Some may say it’s easy as dancing has been my core gift and my passion. But being a ministry head is a whole new story. Just when you have issues with yourself and in all areas of your life. When you are trying to ask God if He wants you to pursue a career outside the country; when you are trying to discern your state of life and what this year will bring to you. God drops the bomb and calls you to lead.
Whoa! Lord you really are a God of surprises. I know I prayed for level up in my service but I didn’t see it coming this early. But just like the phrase I mentioned earlier. I know where You have guided me; You will provide. You will provide the time and the courage to give up something if I needed to. To get out of my comfort zone and make that BIG stretch in me.
Then I remember what my CG Head and friend said once; “I will just go where God summons me”. Short yet powerful statement. And I never forget that statement until now. So Yes Lord I am doing it afraid.
I am afraid because I love you and all those you are putting under my care. I don’t wanna fail in loving them because of my weakness. But this special talk opened my eyes and my heart to the shocking reality.
My weakness will give birth to perfection. Because as I acknowledge my weaknesses; I am making myself vulnerable to your grace O God. Your grace which I don’t even have to ask and I don’t deserve because of my sinfulness. But your love never fails and is never gonna give up on me. So here Lord bless me, use me and my woundedness…may my broken heart and spirit be used to minister and bless others.

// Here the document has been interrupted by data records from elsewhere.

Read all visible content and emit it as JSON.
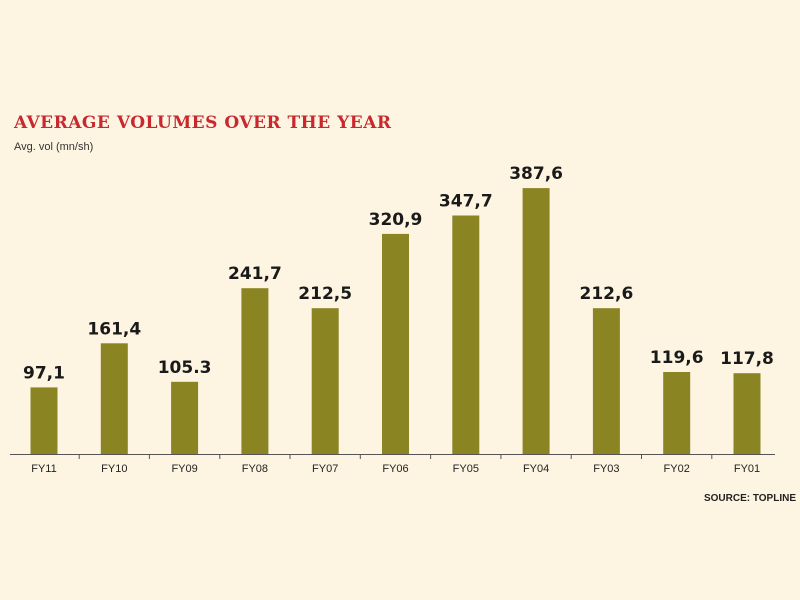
{
  "chart_data": {
    "type": "bar",
    "title": "AVERAGE VOLUMES OVER THE YEAR",
    "subtitle": "Avg. vol (mn/sh)",
    "source": "SOURCE: TOPLINE",
    "categories": [
      "FY11",
      "FY10",
      "FY09",
      "FY08",
      "FY07",
      "FY06",
      "FY05",
      "FY04",
      "FY03",
      "FY02",
      "FY01"
    ],
    "values": [
      97.1,
      161.4,
      105.3,
      241.7,
      212.5,
      320.9,
      347.7,
      387.6,
      212.6,
      119.6,
      117.8
    ],
    "value_labels": [
      "97,1",
      "161,4",
      "105.3",
      "241,7",
      "212,5",
      "320,9",
      "347,7",
      "387,6",
      "212,6",
      "119,6",
      "117,8"
    ],
    "ylim": [
      0,
      400
    ],
    "grid": false,
    "legend": "none",
    "bar_color": "#8a8423",
    "axis_color": "#555555"
  }
}
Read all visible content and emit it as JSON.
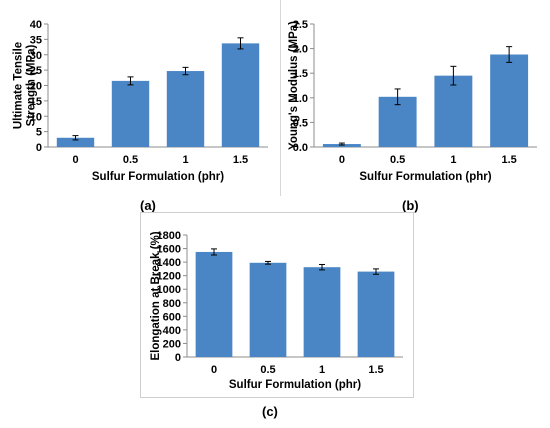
{
  "captions": {
    "a": "(a)",
    "b": "(b)",
    "c": "(c)"
  },
  "chart_data": [
    {
      "id": "a",
      "type": "bar",
      "categories": [
        "0",
        "0.5",
        "1",
        "1.5"
      ],
      "values": [
        3.0,
        21.5,
        24.7,
        33.7
      ],
      "errors": [
        0.7,
        1.3,
        1.2,
        1.8
      ],
      "xlabel": "Sulfur Formulation (phr)",
      "ylabel_lines": [
        "Ultimate Tensile",
        "Strength (MPa)"
      ],
      "ylim": [
        0,
        40
      ],
      "yticks": [
        0,
        5,
        10,
        15,
        20,
        25,
        30,
        35,
        40
      ],
      "ytick_labels": [
        "0",
        "5",
        "10",
        "15",
        "20",
        "25",
        "30",
        "35",
        "40"
      ],
      "grid": false,
      "bar_color": "#4a86c5"
    },
    {
      "id": "b",
      "type": "bar",
      "categories": [
        "0",
        "0.5",
        "1",
        "1.5"
      ],
      "values": [
        0.06,
        1.02,
        1.45,
        1.88
      ],
      "errors": [
        0.02,
        0.16,
        0.19,
        0.16
      ],
      "xlabel": "Sulfur Formulation (phr)",
      "ylabel_lines": [
        "Young's Modulus (MPa)"
      ],
      "ylim": [
        0,
        2.5
      ],
      "yticks": [
        0,
        0.5,
        1.0,
        1.5,
        2.0,
        2.5
      ],
      "ytick_labels": [
        "0.0",
        "0.5",
        "1.0",
        "1.5",
        "2.0",
        "2.5"
      ],
      "grid": false,
      "bar_color": "#4a86c5"
    },
    {
      "id": "c",
      "type": "bar",
      "categories": [
        "0",
        "0.5",
        "1",
        "1.5"
      ],
      "values": [
        1550,
        1390,
        1325,
        1260
      ],
      "errors": [
        45,
        20,
        40,
        40
      ],
      "xlabel": "Sulfur Formulation (phr)",
      "ylabel_lines": [
        "Elongation at Break (%)"
      ],
      "ylim": [
        0,
        1800
      ],
      "yticks": [
        0,
        200,
        400,
        600,
        800,
        1000,
        1200,
        1400,
        1600,
        1800
      ],
      "ytick_labels": [
        "0",
        "200",
        "400",
        "600",
        "800",
        "1000",
        "1200",
        "1400",
        "1600",
        "1800"
      ],
      "grid": false,
      "bar_color": "#4a86c5"
    }
  ]
}
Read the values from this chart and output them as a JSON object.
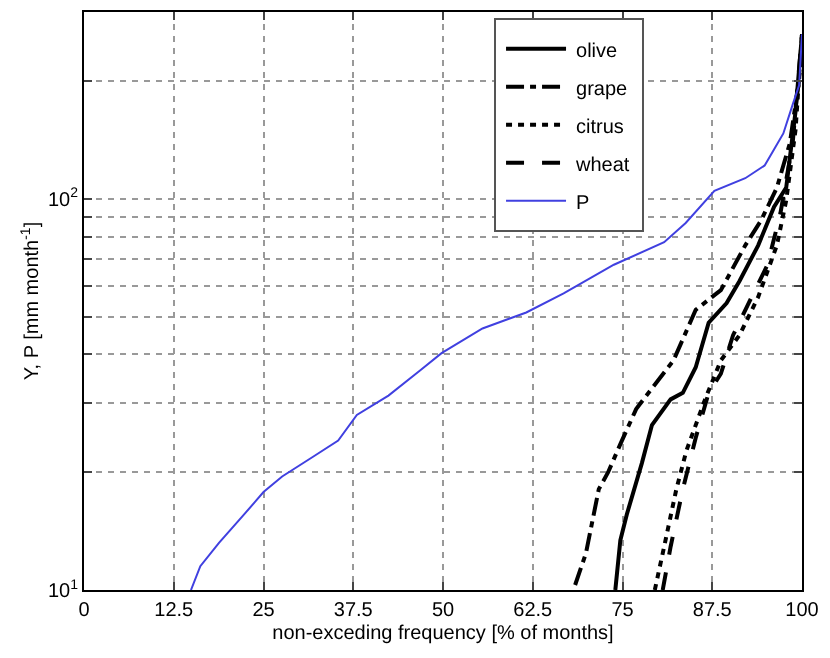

Lord make me see my real purpose and to follow your will. Make my heart be bold enough to love amidst all the pain and the uncertainty. May I realize that it’s not about me but about your goodness Oh God.
I surrender to you now whatever fear and doubts I have in myself. Yes I may do it differently but that doesn’t mean I can’t do it for your greater glory.
Just like what a good friend shared through a song:
“Invading all my weakness
You wrapped me up in grace
The worst of me succeeded by the best of You”
Lord I know I’m weak but you continually wrapped me in Your grace and allow me to claim victory for you. I’ll make this my mantra as well..The worst of me succeeded by the best of You. After all, it’s all about You Lord and not me. AMEN.